27-11-11 - Paul Y. Engineering Announces FY2012 Interim Results

Paul Y. Engineering Group Limited (“PYE” or “the Group”) (0577.HK) announced its interim results for the six months ended 30 September 2011. Profit attributable to shareholders was HK$15 million (2010: HK$14 million), and basic earnings per share was 2.4HK¢. The Board resolved not to declare an interim dividend (2010: Nil).

The Group recorded a turnover of approximately HK$2,067 million (2010: HK$2,232 million) during the six months under review, down by about 7% as compared to the last corresponding period as the Group had dedicated certain resources to the joint ventures with other contractors in major infrastructure projects. Taking into account the share of turnover of associates and jointly controlled entities attributed to the Group, the turnover would be approximately HK$2,336 million, representing an increase of approximately 4%. New contracts secured by the Group during the period amounted to approximately HK$3,412 million (2010: HK$1,506 million), increased by about 1.3 times as compared to the value for the last corresponding period. As at 30 September 2011, the value of contracts on hand was about HK$11,158 million, while the value of remaining works stood at approximately HK$7,219 million, up by approximately 22% as compared to the corresponding amount as at 31 March 2011.

Ir James Chiu, Chairman of PYE, said, “Despite the rising inflation, we are satisfied with the Group’s performance during the first six months of the year. Value of new contracts secured for the Group during the period amounted to 1.3 times more than the value for the last corresponding period. This provides us with a promising outlook though taking into consideration that rising costs triggered by the thriving construction market may restrain the growth in profit margin on the other hand. ”
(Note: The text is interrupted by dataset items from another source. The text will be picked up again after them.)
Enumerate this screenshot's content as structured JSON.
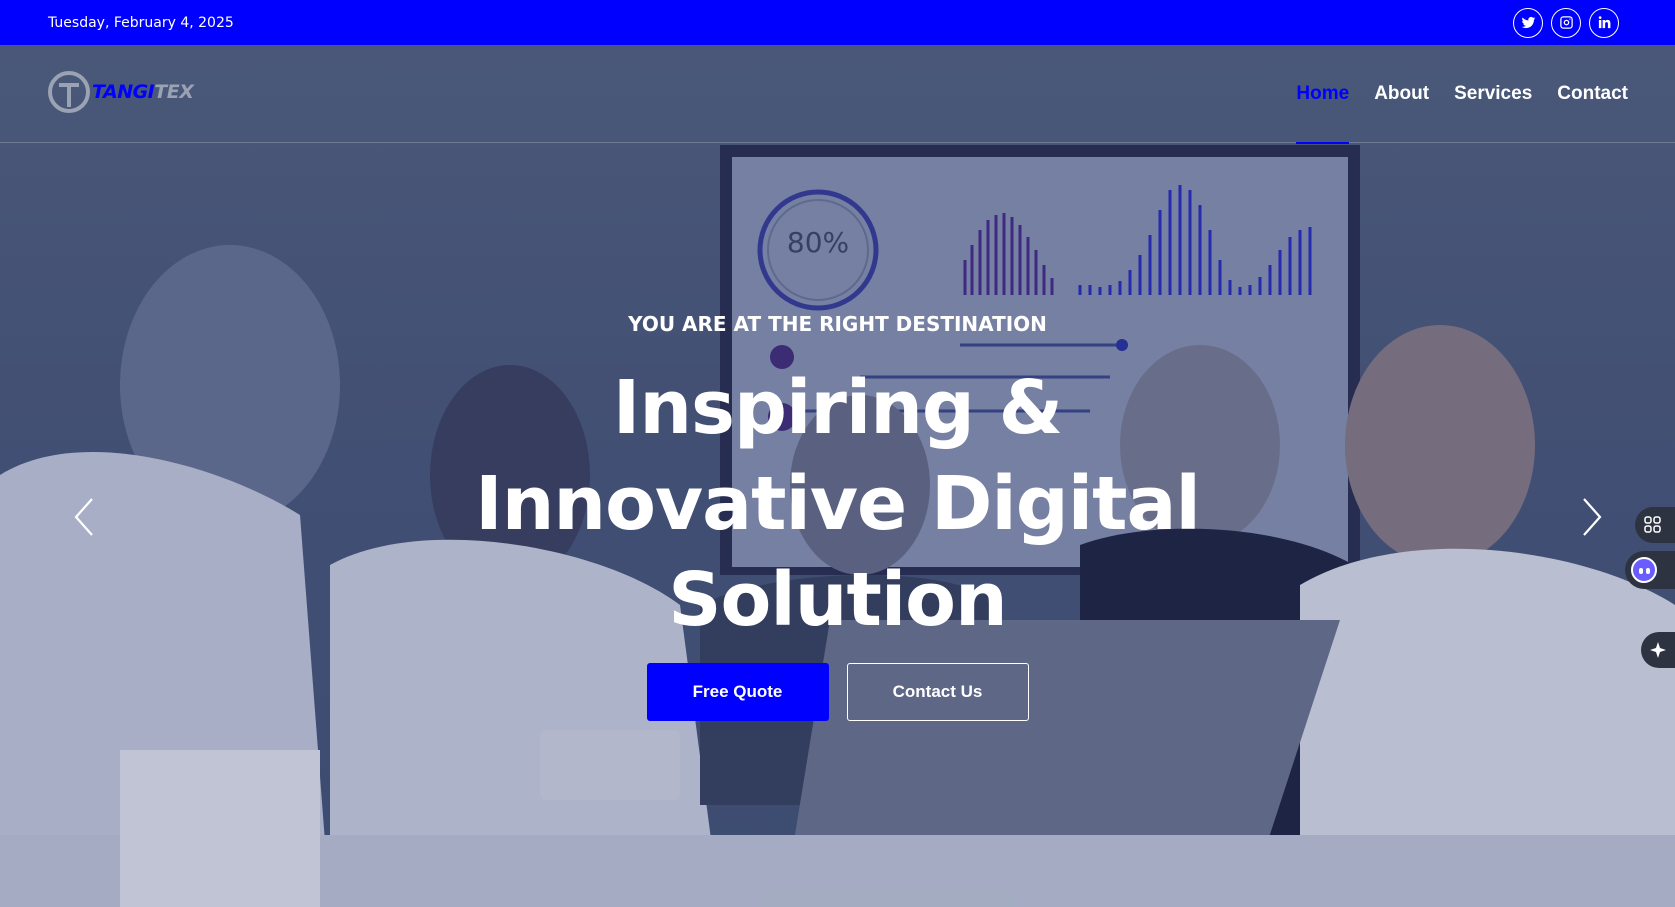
{
  "topbar": {
    "date": "Tuesday, February 4, 2025",
    "socials": [
      {
        "name": "twitter",
        "icon": "twitter-icon"
      },
      {
        "name": "instagram",
        "icon": "instagram-icon"
      },
      {
        "name": "linkedin",
        "icon": "linkedin-icon"
      }
    ]
  },
  "logo": {
    "part1": "TANGI",
    "part2": "TEX"
  },
  "nav": {
    "items": [
      {
        "label": "Home",
        "active": true
      },
      {
        "label": "About",
        "active": false
      },
      {
        "label": "Services",
        "active": false
      },
      {
        "label": "Contact",
        "active": false
      }
    ]
  },
  "hero": {
    "eyebrow": "YOU ARE AT THE RIGHT DESTINATION",
    "headline_line1": "Inspiring &",
    "headline_line2": "Innovative Digital",
    "headline_line3": "Solution",
    "buttons": {
      "primary": "Free Quote",
      "secondary": "Contact Us"
    },
    "screen_percent": "80%"
  },
  "colors": {
    "accent": "#0000ff",
    "topbar": "#0000ff",
    "overlay": "#4a5a78"
  }
}
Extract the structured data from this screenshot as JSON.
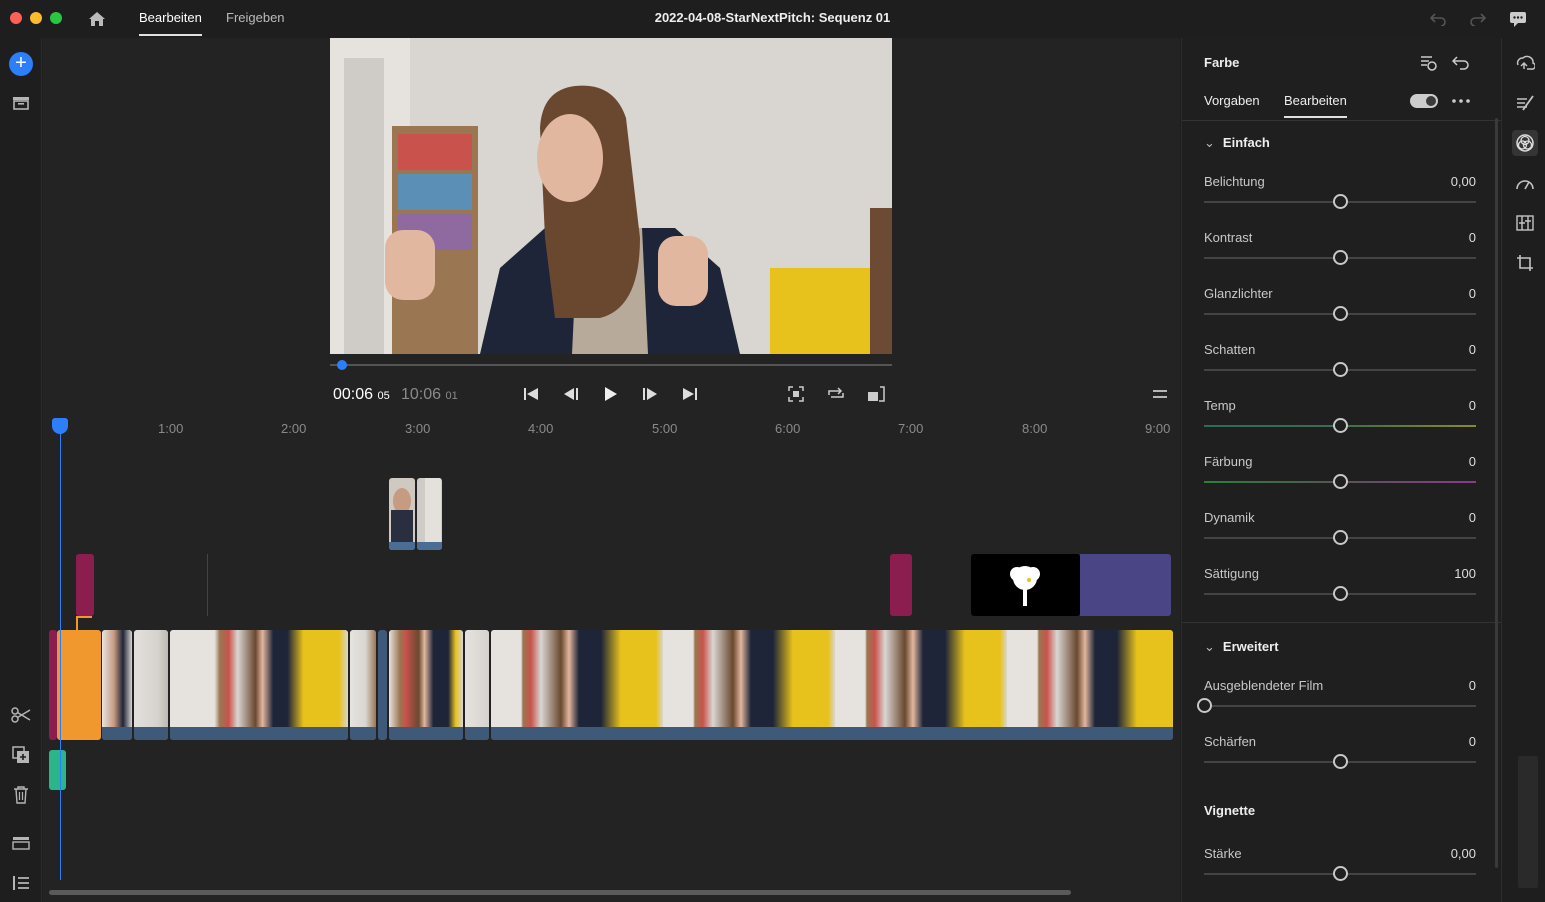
{
  "window": {
    "title": "2022-04-08-StarNextPitch: Sequenz 01",
    "tabs": [
      {
        "label": "Bearbeiten",
        "active": true
      },
      {
        "label": "Freigeben",
        "active": false
      }
    ]
  },
  "player": {
    "current_time": "00:06",
    "current_frames": "05",
    "total_time": "10:06",
    "total_frames": "01",
    "progress": 0.02
  },
  "timeline": {
    "ruler": [
      "1:00",
      "2:00",
      "3:00",
      "4:00",
      "5:00",
      "6:00",
      "7:00",
      "8:00",
      "9:00"
    ]
  },
  "panel": {
    "title": "Farbe",
    "tabs": [
      {
        "label": "Vorgaben"
      },
      {
        "label": "Bearbeiten",
        "active": true
      }
    ],
    "sections": {
      "basic": "Einfach",
      "advanced": "Erweitert",
      "vignette": "Vignette"
    },
    "sliders": [
      {
        "label": "Belichtung",
        "value": "0,00",
        "level": 0.5
      },
      {
        "label": "Kontrast",
        "value": "0",
        "level": 0.5
      },
      {
        "label": "Glanzlichter",
        "value": "0",
        "level": 0.5
      },
      {
        "label": "Schatten",
        "value": "0",
        "level": 0.5
      },
      {
        "label": "Temp",
        "value": "0",
        "level": 0.5
      },
      {
        "label": "Färbung",
        "value": "0",
        "level": 0.5
      },
      {
        "label": "Dynamik",
        "value": "0",
        "level": 0.5
      },
      {
        "label": "Sättigung",
        "value": "100",
        "level": 0.5
      },
      {
        "label": "Ausgeblendeter Film",
        "value": "0",
        "level": 0.0
      },
      {
        "label": "Schärfen",
        "value": "0",
        "level": 0.5
      },
      {
        "label": "Stärke",
        "value": "0,00",
        "level": 0.5
      }
    ]
  },
  "colors": {
    "accent": "#2d7ff9",
    "title_clip": "#8b1d4f",
    "selected_clip": "#f0982e",
    "audio_clip": "#2bb58a",
    "graphic_clip": "#4a4585"
  }
}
Ir Dr Stanley Wong, Executive Director & CEO of PYE, said, “Facing up to the challenges of a possible global economic downturn and rising costs of the industry, the Group will concentrate more on risk analysis and forward planning to cope with clients’ needs and maintain an optimal balance of risk and return to shareholders. More resources will be put in Mainland China and Macau to capture the business expansion opportunities in these markets. Equipped with professional expertise and a solid foundation, the Group remains confident in increasing our order book.”